Figure 2. LPP2- and LPP3-dependent changes in intracellular PA and S1P levels

Intracellular PA and S1P were measured as described in the Experimental section. The histograms show the effect of (a) overexpression of LPP2 and LPP3 on basal intracellular PA and DG levels; and (b) overexpression of LPP2 and LPP3 on intracellular S1P produced from exogenous sphingosine and total [³H]sphingosine-labelled lipids. *P<0.05 compared with stable vector-transfected HEK-293 cells. V, vector.

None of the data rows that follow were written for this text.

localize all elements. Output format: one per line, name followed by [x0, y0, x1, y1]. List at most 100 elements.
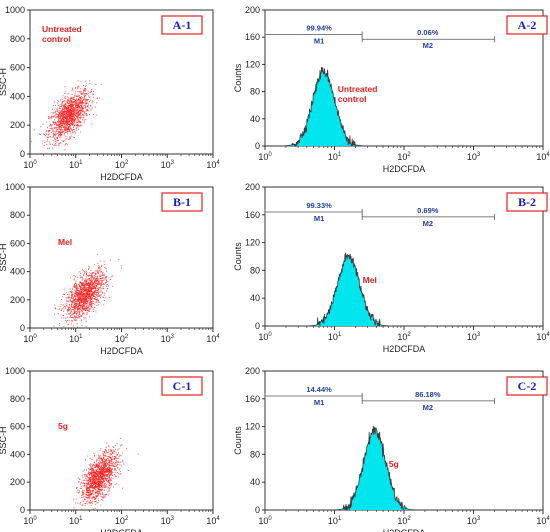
- scatter-dot: [99, 260, 101, 262]
- scatter-dot: [74, 125, 75, 127]
- scatter-dot: [71, 297, 73, 299]
- scatter-dot: [88, 474, 90, 476]
- scatter-dot: [94, 279, 96, 281]
- scatter-dot: [108, 471, 109, 473]
- scatter-dot: [60, 127, 62, 129]
- scatter-dot: [83, 304, 85, 306]
- scatter-dot: [62, 124, 63, 126]
- scatter-dot: [97, 484, 98, 485]
- scatter-dot: [56, 141, 58, 143]
- scatter-dot: [85, 105, 86, 107]
- scatter-dot: [110, 457, 112, 459]
- scatter-dot: [92, 279, 94, 281]
- scatter-dot: [67, 309, 69, 311]
- scatter-dot: [62, 123, 64, 125]
- histogram-fill: [300, 252, 398, 326]
- scatter-dot: [72, 119, 73, 121]
- scatter-dot: [87, 496, 89, 498]
- scatter-dot: [62, 102, 63, 104]
- scatter-dot: [125, 448, 127, 450]
- scatter-dot: [73, 499, 75, 501]
- scatter-dot: [108, 481, 110, 483]
- scatter-dot: [85, 113, 87, 115]
- scatter-dot: [83, 474, 85, 476]
- scatter-dot: [61, 131, 63, 133]
- scatter-dot: [80, 293, 82, 295]
- scatter-dot: [137, 453, 139, 455]
- scatter-dot: [72, 105, 74, 107]
- scatter-dot: [67, 128, 69, 130]
- scatter-dot: [96, 102, 98, 104]
- scatter-dot: [77, 311, 79, 313]
- scatter-dot: [107, 471, 108, 473]
- gate-name: M2: [423, 403, 433, 412]
- scatter-dot: [77, 489, 79, 491]
- scatter-dot: [70, 104, 72, 106]
- scatter-dot: [101, 466, 103, 468]
- scatter-dot: [71, 323, 72, 325]
- scatter-dot: [89, 293, 91, 295]
- scatter-dot: [80, 131, 82, 133]
- scatter-dot: [42, 143, 44, 145]
- scatter-dot: [104, 454, 106, 456]
- scatter-dot: [101, 265, 103, 267]
- scatter-dot: [96, 97, 98, 99]
- scatter-dot: [109, 479, 110, 481]
- scatter-dot: [91, 470, 93, 471]
- scatter-dot: [87, 294, 89, 296]
- scatter-dot: [73, 114, 75, 116]
- scatter-dot: [108, 470, 110, 472]
- scatter-dot: [67, 122, 69, 124]
- scatter-dot: [61, 133, 62, 135]
- scatter-dot: [65, 116, 67, 118]
- scatter-dot: [82, 101, 84, 103]
- scatter-dot: [112, 461, 114, 463]
- scatter-dot: [90, 306, 92, 308]
- scatter-dot: [62, 109, 64, 111]
- scatter-dot: [94, 298, 96, 299]
- scatter-dot: [97, 296, 98, 298]
- scatter-dot: [56, 133, 58, 135]
- scatter-annotation: Mel: [58, 237, 72, 247]
- scatter-dot: [65, 108, 67, 110]
- scatter-dot: [91, 281, 93, 283]
- scatter-dot: [95, 294, 97, 296]
- scatter-dot: [119, 468, 121, 470]
- scatter-dot: [82, 283, 84, 285]
- scatter-dot: [67, 103, 69, 105]
- scatter-dot: [102, 493, 103, 495]
- scatter-dot: [122, 487, 124, 489]
- scatter-dot: [115, 461, 117, 463]
- scatter-dot: [93, 282, 95, 284]
- scatter-dot: [85, 99, 87, 101]
- scatter-dot: [79, 292, 81, 294]
- scatter-dot: [57, 135, 59, 137]
- scatter-dot: [88, 473, 90, 475]
- scatter-dot: [74, 99, 76, 100]
- scatter-dot: [106, 277, 108, 279]
- scatter-dot: [59, 129, 61, 130]
- scatter-dot: [103, 466, 105, 468]
- scatter-dot: [81, 110, 83, 112]
- scatter-dot: [73, 312, 75, 314]
- scatter-dot: [80, 99, 82, 101]
- scatter-dot: [75, 115, 77, 116]
- scatter-dot: [118, 456, 120, 458]
- scatter-dot: [97, 479, 99, 481]
- scatter-dot: [84, 95, 86, 97]
- scatter-dot: [82, 494, 84, 496]
- scatter-dot: [68, 114, 70, 116]
- scatter-dot: [65, 124, 67, 126]
- scatter-dot: [47, 136, 49, 138]
- scatter-dot: [84, 483, 85, 484]
- scatter-dot: [102, 457, 104, 459]
- scatter-dot: [68, 295, 70, 297]
- scatter-dot: [57, 313, 59, 314]
- scatter-dot: [75, 106, 77, 108]
- scatter-dot: [105, 477, 107, 479]
- scatter-dot: [87, 108, 89, 110]
- scatter-dot: [85, 109, 87, 111]
- scatter-dot: [92, 481, 94, 483]
- scatter-dot: [61, 121, 63, 123]
- scatter-dot: [79, 103, 81, 104]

Figure 3. LPP2 and LPP3 attenuate p42/p44 MAPK activation via a caspase 3/7-dependent mechanism dependent on the apoptotic state of the cells

Stable vector or LPP2- or LPP3-transfected HEK-293 cells were treated without or with Ac-DEVD-CHO (100 μM; 18 h) prior to stimulation with 1 μM LPA or 5 μM S1P for 10 min. (a) Western blot showing that Ac-DEVD-CHO blocks the ability of LPP2 and LPP3 to reduce the activation of p42/p44 MAPK by S1P and LPA respectively; (b) autoradiograph showing the cleavage of ³⁵S-labelled PARP in lysates from vector and LPP2-overexpressing cells; (c) agarose gel showing the intranucleosomal DNA laddering in LPP2- and LPP3- overexpressing cells compared with vector-transfected cells; (d) protein determination (Bradford assay) in vector and LPP2- and LPP3-overexpressing cells after serum deprivation. Results are presented as the percentage of protein in vector-transfected cells before serum deprivation. *P<0.05 for vector-transfected versus LPP2- and LPP3-transfected cells (n=3 experiments).

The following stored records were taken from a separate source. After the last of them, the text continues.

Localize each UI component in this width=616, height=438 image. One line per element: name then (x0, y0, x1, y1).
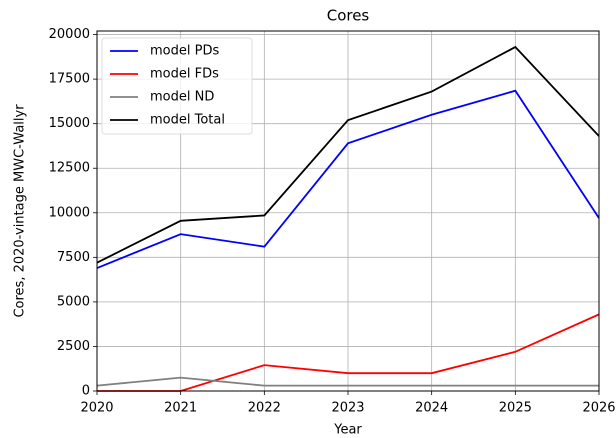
y-tick-label: 15000 (49, 116, 90, 131)
series-line (96, 376, 599, 387)
y-tick-label: 12500 (49, 161, 90, 176)
x-tick-label: 2026 (582, 401, 615, 416)
y-tick-label: 5000 (57, 294, 90, 309)
chart-title: Cores (327, 7, 370, 25)
legend-label: model Total (150, 113, 225, 128)
legend-box (101, 37, 253, 135)
series-line (96, 89, 600, 269)
x-tick-label: 2025 (499, 401, 532, 416)
y-tick-label: 7500 (57, 250, 90, 265)
legend-label: model FDs (150, 67, 219, 82)
y-tick-label: 20000 (49, 27, 90, 42)
x-tick-label: 2024 (415, 401, 448, 416)
x-tick-label: 2020 (80, 401, 113, 416)
x-tick-label: 2021 (164, 401, 197, 416)
x-tick-label: 2023 (331, 401, 364, 416)
series-line (96, 45, 600, 264)
y-tick-label: 0 (82, 384, 90, 399)
legend-label: model ND (150, 90, 214, 105)
x-tick-label: 2022 (248, 401, 281, 416)
y-tick-label: 17500 (49, 72, 90, 87)
plot-frame (96, 30, 600, 392)
x-axis-label: Year (333, 423, 362, 438)
y-tick-label: 2500 (57, 339, 90, 354)
legend-label: model PDs (150, 44, 219, 59)
y-tick-label: 10000 (49, 205, 90, 220)
y-axis-label: Cores, 2020-vintage MWC-Wallyr (13, 104, 28, 318)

Figure 4. LPP–SK1 co-localization

(A) HEK-293 cells stably expressing LPP3 or LPP2 were transiently transfected with plasmid construct encoding GFP-tagged SK1. LPP3 or LPP2 expression was detected using anti-LPP3 or anti-LPP2 antibodies respectively. The panel shows constitutive co-localization of LPP3 or LPP2 and SK1 (yellow fluorescence) in HEK-293 cells. (B–D) CHO cells were transiently transfected with vector or plasmid constructs encoding GFP-tagged SK1 (green) and FLAG-tagged LPP3 or FLAG-tagged LPP2 for 24 h prior to treatment without or with doxycycline to induce PLD1 expression. Epitope-tagged LPPs were visualized using anti-FLAG primary and TRITC-coupled secondary antibodies (red). (B) SK1 (green) moves to a perinuclear compartment under conditions of PLD1 induction. Cells were co-stained with DAPI (4,6-diamidino-2-phenylindole) to identify the nucleus. In this case, cells were not co-transfected with LPP plasmid constructs, but instead were co-transfected with corresponding empty vector. (C) In cells co-transfected with FLAG–LPP3 and GFP–SK1 plasmid constructs, LPP3 and SK1 are co-localized (yellow fluorescence) in control cells and move from a vesicular localization in the cytoplasm to a perinuclear compartment upon induction of PLD1. (D) In cells co-transfected with FLAG–LPP2 and GFP–SK1 plasmid constructs, LPP2 and SK1 are co-localized in cytoplasmic vesicles (yellow fluorescence), but fail to move to the perinuclear compartment upon induction of PLD1. In (C) and (D), additional panels are presented to show co-staining with DAPI (blue), GFP–SK1 and anti-FLAG antibody in PLD1-induced cells.

Figure 5. Subcellular distribution of endogenous LPP2 and LPP3 in CHO cells

Serum-deprived CHO cells were stimulated without and with PMA (1 μM; 10 min). LPP3 or LPP2 expression was detected using anti-LPP3 or anti-LPP2 antibodies (green) respectively. The photograph shows re-localization of endogenous LPP3, but not LPP2, to the perinuclear compartment in response to PMA. The nuclei were stained with DAPI (4,6-diamidino-2-phenylindole) (blue). Also shown are Western blots probed with anti-LPP3 and -LPP2 antibodies to demonstrate expression of endogenous LPP3 and LPP2 in cell lysates respectively. Recombinant LPP2 and LPP3 in detergent extracts of cell membranes from stably transfected HEK-293 cells are shown as positive controls. Secondary antibody alone (Ig) was used in immunofluorescent staining experiments to show the specificity of the LPP2 and LPP3 immunoreactivity with the respective anti-LPP2 and -LPP3 antibodies.